Ying-Jin
Wang‡
ab,
Lin-Yan
Feng‡
a and
Hua-Jin
Zhai
*a
aNanocluster Laboratory, Institute of Molecular Science, Shanxi University, Taiyuan 030006, China. E-mail: hj.zhai@sxu.edu.cn
bDepartment of Chemistry, Xinzhou Teachers University, Xinzhou 034000, China
First published on 7th November 2018
Alloying an elongated B10 cluster with Ca is shown to give rise to a dynamically fluxional B10Ca cluster, the latter behaving like a tank tread at the subnanoscale. Computer global search identifies the B10Ca C2 (1A) global-minimum structure, which is chiral in nature and retains the quasi-planar moiety of bare B10 cluster with Ca capped at one side, forming a half-sandwich. The rotation barrier of B10Ca cluster is reduced with respect to B10 by one order of magnitude, down to 1 kcal mol−1 at the PBE0/6-311+G* level, which demonstrates structural fluxionality at 600 K and beyond via molecular dynamics simulations. Structurewise, the Ca alloying in B10Ca cluster generates rhombic defect holes, preactivating the species and making it flexible against deformation. Chemical bonding analyses indicate that the B10Ca cluster is a charge-transfer [B10]2−[Ca]2+ complex, being doubly π/σ aromatic with the 6π and 10σ electron-counting. Such a pattern offers ideal π/σ delocalization and facilitates fluxionality. In contrast, bare B10 cluster has conflicting aromaticity with 6π and 8σ electrons, which is nonfluxional with a barrier of 12 kcal mol−1. Double π/σ aromaticity versus conflicting aromaticity is a key mechanism that distinguishes between fluxional B10Ca and nonfluxional B10 clusters, offering a compelling example that the concept of aromaticity (and double aromaticity) can be exploited to design dynamically fluxional nanosystems.

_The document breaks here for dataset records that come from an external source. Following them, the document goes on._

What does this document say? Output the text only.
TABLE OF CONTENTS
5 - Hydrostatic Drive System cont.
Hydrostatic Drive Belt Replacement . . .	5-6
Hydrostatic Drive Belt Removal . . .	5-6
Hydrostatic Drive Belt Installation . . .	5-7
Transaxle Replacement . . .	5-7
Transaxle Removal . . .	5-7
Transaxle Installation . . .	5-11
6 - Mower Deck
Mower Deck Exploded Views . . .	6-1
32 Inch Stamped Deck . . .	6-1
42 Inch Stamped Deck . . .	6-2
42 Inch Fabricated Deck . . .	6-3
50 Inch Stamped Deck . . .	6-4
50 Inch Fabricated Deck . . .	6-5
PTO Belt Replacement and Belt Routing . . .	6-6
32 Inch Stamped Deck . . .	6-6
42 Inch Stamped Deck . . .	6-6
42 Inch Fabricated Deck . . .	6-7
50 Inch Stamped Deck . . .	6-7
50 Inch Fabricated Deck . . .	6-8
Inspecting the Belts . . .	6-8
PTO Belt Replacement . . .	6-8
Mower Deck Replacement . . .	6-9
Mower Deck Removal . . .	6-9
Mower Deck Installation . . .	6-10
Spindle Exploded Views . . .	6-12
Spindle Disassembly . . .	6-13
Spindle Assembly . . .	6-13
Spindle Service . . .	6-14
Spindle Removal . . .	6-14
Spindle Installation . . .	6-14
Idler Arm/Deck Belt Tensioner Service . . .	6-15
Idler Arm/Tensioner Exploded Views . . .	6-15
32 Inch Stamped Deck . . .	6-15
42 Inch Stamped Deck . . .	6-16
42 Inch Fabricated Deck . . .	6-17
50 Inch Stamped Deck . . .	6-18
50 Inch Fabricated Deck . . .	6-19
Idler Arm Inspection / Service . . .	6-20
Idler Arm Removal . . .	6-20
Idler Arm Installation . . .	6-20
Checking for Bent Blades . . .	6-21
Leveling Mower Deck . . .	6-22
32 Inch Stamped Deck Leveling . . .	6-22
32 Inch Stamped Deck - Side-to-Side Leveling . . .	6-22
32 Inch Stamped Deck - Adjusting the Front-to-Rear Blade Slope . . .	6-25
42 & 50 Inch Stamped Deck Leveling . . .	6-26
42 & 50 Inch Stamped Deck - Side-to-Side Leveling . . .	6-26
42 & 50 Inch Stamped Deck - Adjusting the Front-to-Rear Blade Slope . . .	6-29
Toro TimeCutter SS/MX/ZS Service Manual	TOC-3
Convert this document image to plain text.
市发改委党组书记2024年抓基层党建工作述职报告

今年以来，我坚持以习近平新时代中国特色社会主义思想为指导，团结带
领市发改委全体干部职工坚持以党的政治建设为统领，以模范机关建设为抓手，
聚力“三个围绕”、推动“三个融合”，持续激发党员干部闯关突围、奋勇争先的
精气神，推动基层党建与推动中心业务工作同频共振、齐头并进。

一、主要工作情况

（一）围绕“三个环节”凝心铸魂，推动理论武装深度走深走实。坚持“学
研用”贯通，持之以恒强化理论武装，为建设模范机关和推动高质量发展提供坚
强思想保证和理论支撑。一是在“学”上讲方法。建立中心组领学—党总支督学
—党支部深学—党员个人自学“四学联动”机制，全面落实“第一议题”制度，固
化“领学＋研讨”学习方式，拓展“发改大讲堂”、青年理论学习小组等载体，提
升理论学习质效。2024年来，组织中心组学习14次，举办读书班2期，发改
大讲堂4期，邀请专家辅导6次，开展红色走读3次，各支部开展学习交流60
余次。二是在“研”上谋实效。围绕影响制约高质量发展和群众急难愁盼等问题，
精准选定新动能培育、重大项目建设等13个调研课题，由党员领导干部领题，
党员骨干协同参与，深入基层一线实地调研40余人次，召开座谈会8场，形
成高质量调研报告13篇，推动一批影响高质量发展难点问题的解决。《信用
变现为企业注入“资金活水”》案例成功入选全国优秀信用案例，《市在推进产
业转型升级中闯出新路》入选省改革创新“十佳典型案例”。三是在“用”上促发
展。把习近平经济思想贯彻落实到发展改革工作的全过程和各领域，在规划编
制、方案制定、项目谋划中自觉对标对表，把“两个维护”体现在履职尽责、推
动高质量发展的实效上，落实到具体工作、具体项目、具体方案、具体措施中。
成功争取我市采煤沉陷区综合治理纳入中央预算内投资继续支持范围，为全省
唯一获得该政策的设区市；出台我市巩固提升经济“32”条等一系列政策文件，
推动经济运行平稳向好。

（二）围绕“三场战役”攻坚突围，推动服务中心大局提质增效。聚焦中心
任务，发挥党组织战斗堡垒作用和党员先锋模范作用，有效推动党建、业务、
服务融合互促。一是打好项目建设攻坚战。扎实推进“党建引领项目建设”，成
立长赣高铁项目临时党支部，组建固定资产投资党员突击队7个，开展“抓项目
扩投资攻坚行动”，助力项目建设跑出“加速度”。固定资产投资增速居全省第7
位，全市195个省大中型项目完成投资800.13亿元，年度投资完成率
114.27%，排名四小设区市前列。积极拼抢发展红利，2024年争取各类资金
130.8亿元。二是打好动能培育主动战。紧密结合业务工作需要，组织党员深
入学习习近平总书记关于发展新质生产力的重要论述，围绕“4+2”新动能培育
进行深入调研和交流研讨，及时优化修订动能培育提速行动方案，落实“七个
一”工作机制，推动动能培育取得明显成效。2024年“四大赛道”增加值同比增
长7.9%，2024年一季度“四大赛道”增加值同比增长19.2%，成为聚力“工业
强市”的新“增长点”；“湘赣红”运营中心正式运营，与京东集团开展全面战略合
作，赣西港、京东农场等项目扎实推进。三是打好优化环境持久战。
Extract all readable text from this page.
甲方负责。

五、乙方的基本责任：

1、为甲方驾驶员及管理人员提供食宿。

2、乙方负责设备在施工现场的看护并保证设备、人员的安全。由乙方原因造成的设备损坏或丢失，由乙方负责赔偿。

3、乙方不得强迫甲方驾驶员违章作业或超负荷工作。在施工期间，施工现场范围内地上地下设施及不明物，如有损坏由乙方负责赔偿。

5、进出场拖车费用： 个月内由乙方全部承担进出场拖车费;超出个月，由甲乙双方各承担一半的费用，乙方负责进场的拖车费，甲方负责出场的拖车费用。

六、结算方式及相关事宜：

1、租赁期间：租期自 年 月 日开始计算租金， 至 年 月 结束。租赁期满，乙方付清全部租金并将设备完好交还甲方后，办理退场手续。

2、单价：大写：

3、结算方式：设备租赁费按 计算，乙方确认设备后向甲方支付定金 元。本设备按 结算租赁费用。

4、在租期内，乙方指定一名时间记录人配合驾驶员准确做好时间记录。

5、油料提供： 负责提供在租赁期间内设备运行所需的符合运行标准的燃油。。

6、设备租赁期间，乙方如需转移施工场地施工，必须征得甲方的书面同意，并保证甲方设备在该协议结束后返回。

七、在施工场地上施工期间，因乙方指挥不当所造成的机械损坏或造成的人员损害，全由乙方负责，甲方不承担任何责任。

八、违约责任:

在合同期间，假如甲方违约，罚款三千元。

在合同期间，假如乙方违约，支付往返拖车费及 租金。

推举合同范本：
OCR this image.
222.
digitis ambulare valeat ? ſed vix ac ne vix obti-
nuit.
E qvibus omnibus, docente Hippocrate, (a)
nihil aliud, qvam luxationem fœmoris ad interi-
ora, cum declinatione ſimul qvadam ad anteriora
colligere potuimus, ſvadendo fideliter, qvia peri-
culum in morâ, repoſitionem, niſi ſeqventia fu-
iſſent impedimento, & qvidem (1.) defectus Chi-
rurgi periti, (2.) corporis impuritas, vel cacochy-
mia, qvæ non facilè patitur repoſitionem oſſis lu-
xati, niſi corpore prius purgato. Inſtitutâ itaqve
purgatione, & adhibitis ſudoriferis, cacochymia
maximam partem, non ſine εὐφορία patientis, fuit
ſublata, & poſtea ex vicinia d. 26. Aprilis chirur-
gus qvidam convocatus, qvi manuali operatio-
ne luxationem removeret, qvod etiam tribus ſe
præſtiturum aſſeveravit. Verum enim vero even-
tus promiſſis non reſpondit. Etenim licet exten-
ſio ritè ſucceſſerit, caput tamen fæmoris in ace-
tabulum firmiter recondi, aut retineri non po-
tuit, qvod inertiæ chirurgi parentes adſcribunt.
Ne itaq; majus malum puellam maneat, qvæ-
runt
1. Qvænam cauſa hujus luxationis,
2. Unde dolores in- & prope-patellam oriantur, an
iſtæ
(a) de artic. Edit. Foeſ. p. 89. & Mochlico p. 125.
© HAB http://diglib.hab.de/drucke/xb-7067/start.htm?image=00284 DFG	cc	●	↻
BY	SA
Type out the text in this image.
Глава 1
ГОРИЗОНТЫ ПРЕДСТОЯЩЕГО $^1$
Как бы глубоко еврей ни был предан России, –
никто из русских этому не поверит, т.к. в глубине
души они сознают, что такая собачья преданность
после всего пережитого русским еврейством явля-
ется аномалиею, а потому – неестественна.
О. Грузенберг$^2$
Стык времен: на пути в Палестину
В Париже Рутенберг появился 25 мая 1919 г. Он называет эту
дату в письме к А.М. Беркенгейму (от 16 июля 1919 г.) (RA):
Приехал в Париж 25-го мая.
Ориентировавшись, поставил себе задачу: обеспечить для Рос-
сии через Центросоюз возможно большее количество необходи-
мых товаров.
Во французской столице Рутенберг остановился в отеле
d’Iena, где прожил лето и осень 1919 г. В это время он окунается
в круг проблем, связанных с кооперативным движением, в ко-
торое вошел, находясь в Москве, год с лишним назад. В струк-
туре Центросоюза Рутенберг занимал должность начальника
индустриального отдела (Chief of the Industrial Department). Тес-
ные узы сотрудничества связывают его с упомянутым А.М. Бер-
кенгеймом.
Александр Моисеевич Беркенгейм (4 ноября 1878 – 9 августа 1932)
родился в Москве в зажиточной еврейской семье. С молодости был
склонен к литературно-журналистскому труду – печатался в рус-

The ultimate mechanisms of boron-based nanorotors should lie in the electron-deficiency of boron, which leads to highly unusual geometries of boron clusters,19–36 featuring planar or quasi-planar (2D) structures up to 40 atoms for anions.30 Among other notable boron clusters are a bowl-like B36 borophene29 and cage-like B40−/B40 borospherenes.30,37 In terms of chemical bonding, boron clusters are governed by π/σ aromaticity, antiaromaticity, double aromaticity, and conflicting aromaticity,35 which underlie their 2D geometries (as well as their unique structural dynamics). Note that the delocalized π/σ electrons in boron clusters are clouded over a 2D plane,19,25–36 rather than on a single ring such as in benzene.
It is of fundamental importance to “tune” the rotation barrier of molecular rotors, which not only provides key insights into mechanisms for structural dynamics, but also facilitates control of the movements: halting or starting. Merino and coworkers7 showed that one C substitution stops the B19− Wankel motor, resulting in a nonfluxional B18C cluster with a barrier of 27.6 kcal mol−1. On the other hand, Popov et al.17 reported that complexation of B12 with a metal atom can reduce the rotation barrier of half-sandwich RhB12− and CoB12− clusters from 19.5 kcal mol−1 down to 8.7–8.9 kcal mol−1. Likewise, Liu et al.18 designed a metal doped IrB12− Wankel motor with a barrier of 5.0 kcal mol−1. Nevertheless, these barriers are still quite substantial. It is highly desirable to further reduce the barrier, for example, down to 1 kcal mol−1 or less.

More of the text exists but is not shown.